『最後の遣唐使』

佐伯有清 著
講談社学術文庫
ISBN978-4-06-159847-8
実際に唐に赴いた最後の遣唐使となった第十七次遣唐使について書かれた本。
基本的には、使節団の動向を追ったもので、その他、最後の遣唐使のあり様から遣唐使廃止の歴史的意義等が考察されている。一般向けに書かれているので物語っぽいところはあり、そのくせ一般向けというにはやや難しいような気がするので少々中途半端な本ではあるが、歴史が好きな人ならば面白く読める本ではないだろうか。

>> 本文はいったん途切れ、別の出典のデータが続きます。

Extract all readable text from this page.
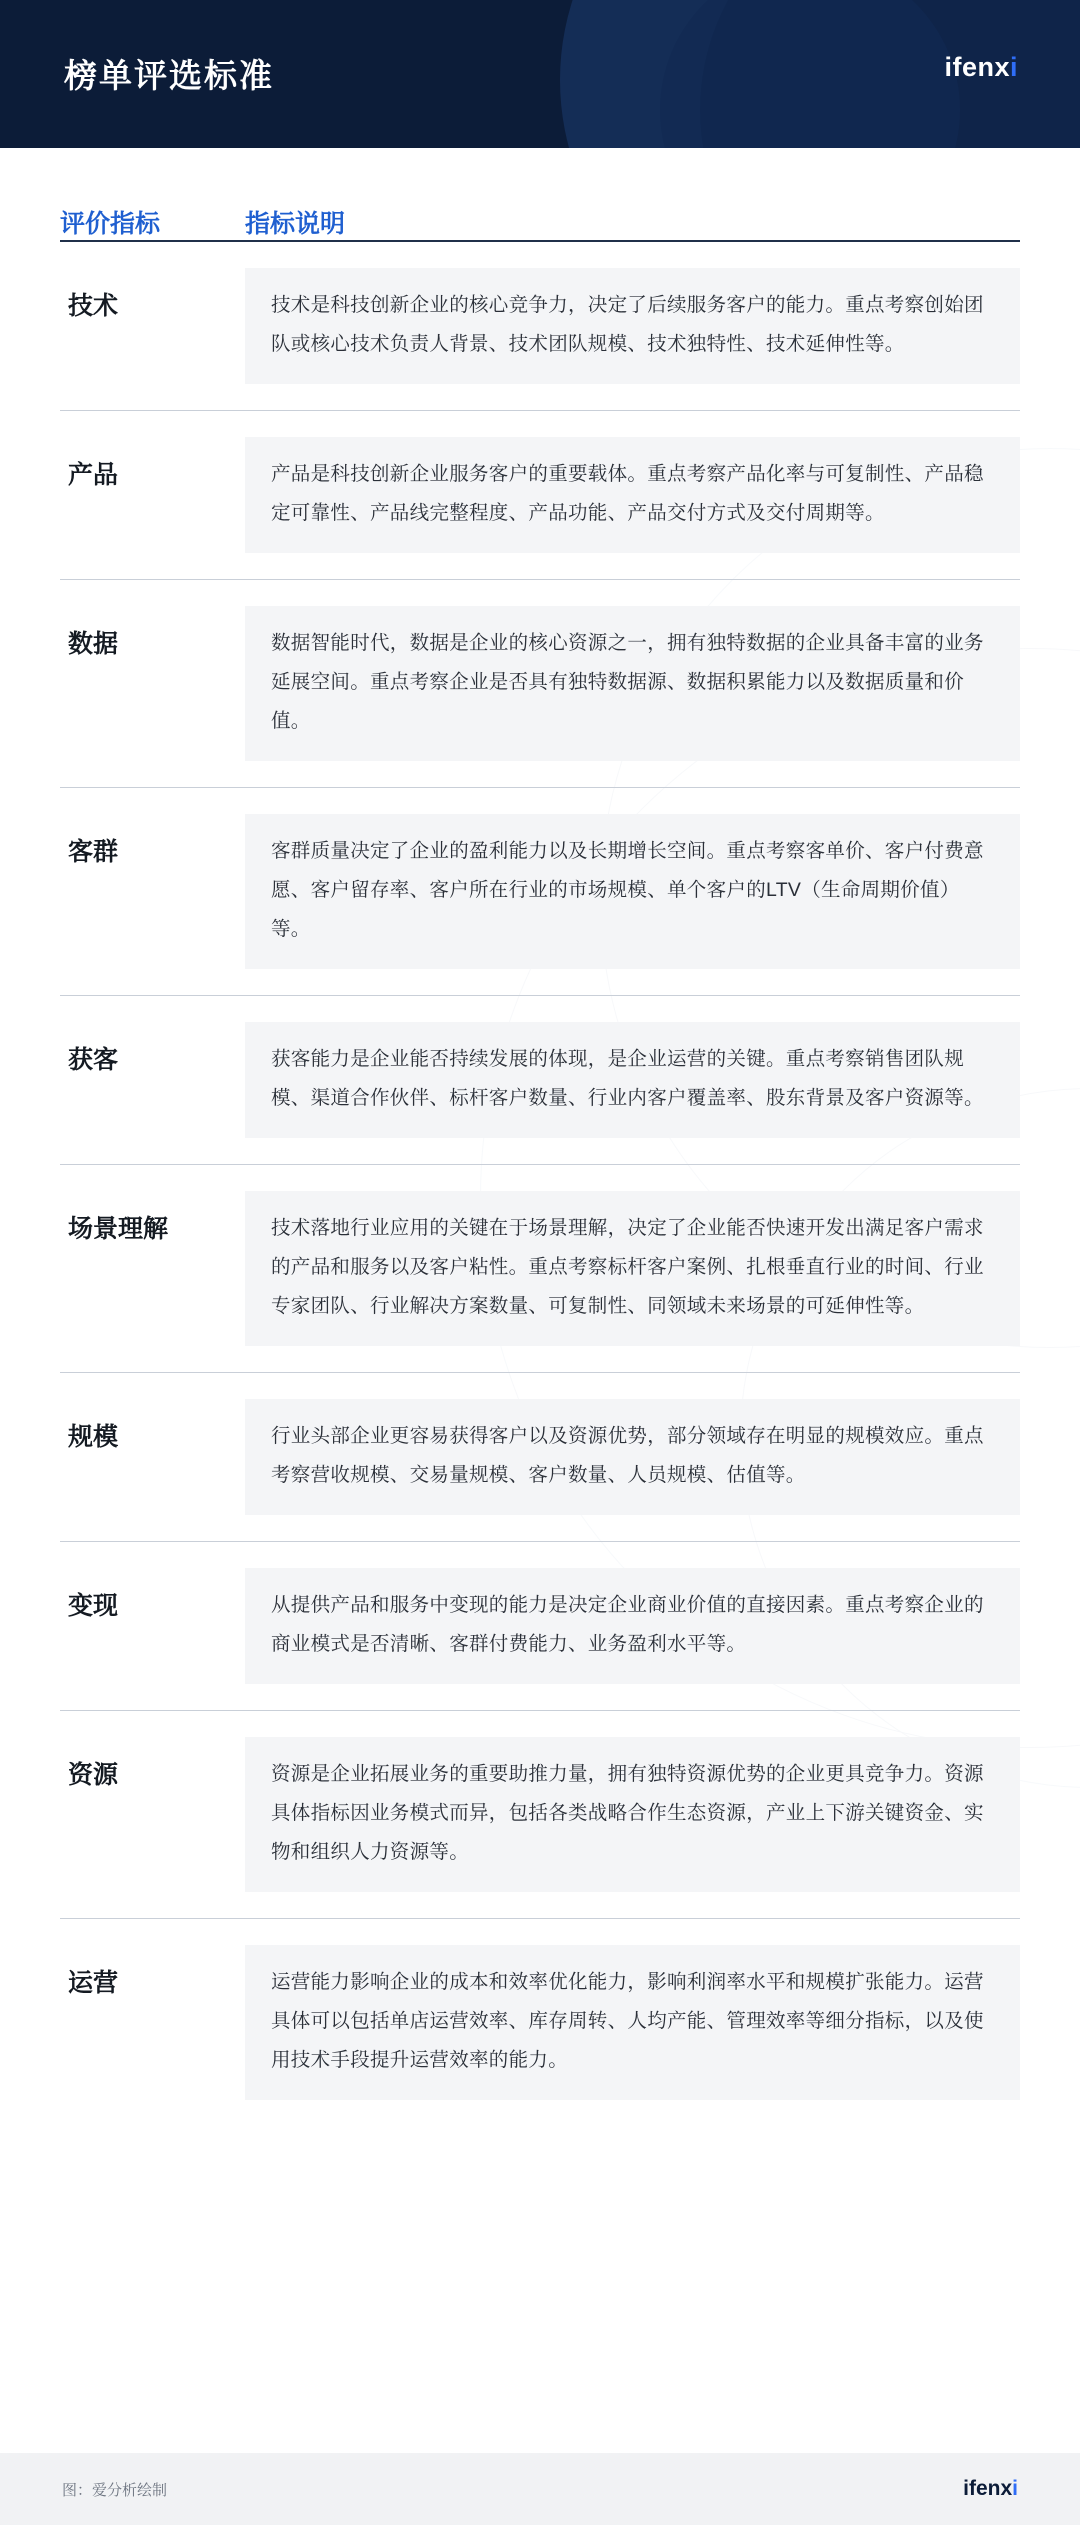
榜单评选标准	ifenxi
评价指标	指标说明
技术	技术是科技创新企业的核心竞争力，决定了后续服务客户的能力。重点考察创始团队或核心技术负责人背景、技术团队规模、技术独特性、技术延伸性等。
产品	产品是科技创新企业服务客户的重要载体。重点考察产品化率与可复制性、产品稳定可靠性、产品线完整程度、产品功能、产品交付方式及交付周期等。
数据	数据智能时代，数据是企业的核心资源之一，拥有独特数据的企业具备丰富的业务延展空间。重点考察企业是否具有独特数据源、数据积累能力以及数据质量和价值。
客群	客群质量决定了企业的盈利能力以及长期增长空间。重点考察客单价、客户付费意愿、客户留存率、客户所在行业的市场规模、单个客户的LTV（生命周期价值）等。
获客	获客能力是企业能否持续发展的体现，是企业运营的关键。重点考察销售团队规模、渠道合作伙伴、标杆客户数量、行业内客户覆盖率、股东背景及客户资源等。
场景理解	技术落地行业应用的关键在于场景理解，决定了企业能否快速开发出满足客户需求的产品和服务以及客户粘性。重点考察标杆客户案例、扎根垂直行业的时间、行业专家团队、行业解决方案数量、可复制性、同领域未来场景的可延伸性等。
规模	行业头部企业更容易获得客户以及资源优势，部分领域存在明显的规模效应。重点考察营收规模、交易量规模、客户数量、人员规模、估值等。
变现	从提供产品和服务中变现的能力是决定企业商业价值的直接因素。重点考察企业的商业模式是否清晰、客群付费能力、业务盈利水平等。
资源	资源是企业拓展业务的重要助推力量，拥有独特资源优势的企业更具竞争力。资源具体指标因业务模式而异，包括各类战略合作生态资源，产业上下游关键资金、实物和组织人力资源等。
运营	运营能力影响企业的成本和效率优化能力，影响利润率水平和规模扩张能力。运营具体可以包括单店运营效率、库存周转、人均产能、管理效率等细分指标，以及使用技术手段提升运营效率的能力。
图：爱分析绘制	ifenxi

円仁の帰国の子細が書かれていないので関連した部分が捉え難くなっているとか、少し分かり難い部分もあるが、余り大部の本でもないし、大体はすんなり読めるのではないかとしておきたい。
興味があるならば、読んでみても良い本だろう。
以下メモ。
遣唐使は後の時期ほど遭難が増えているが、使節の人員の増加に伴って船が大型化したことが大きな理由になっているだろう。9世紀から来航が盛んになった新羅船は、中型船であり、構造が簡単で、風波に翻弄されても船体の損傷が小さかったと考えられる。
・第十七次遣唐使の派遣を強く後押ししたのは、天台、真言の平安仏教勢力だった。彼らは、学僧を送り込むことで勢力の拡大を狙い、朝廷の側にも、行き詰まりつつあった律令体制に代わって、彼らが掲げた鎮護国家をたのむ必要があった。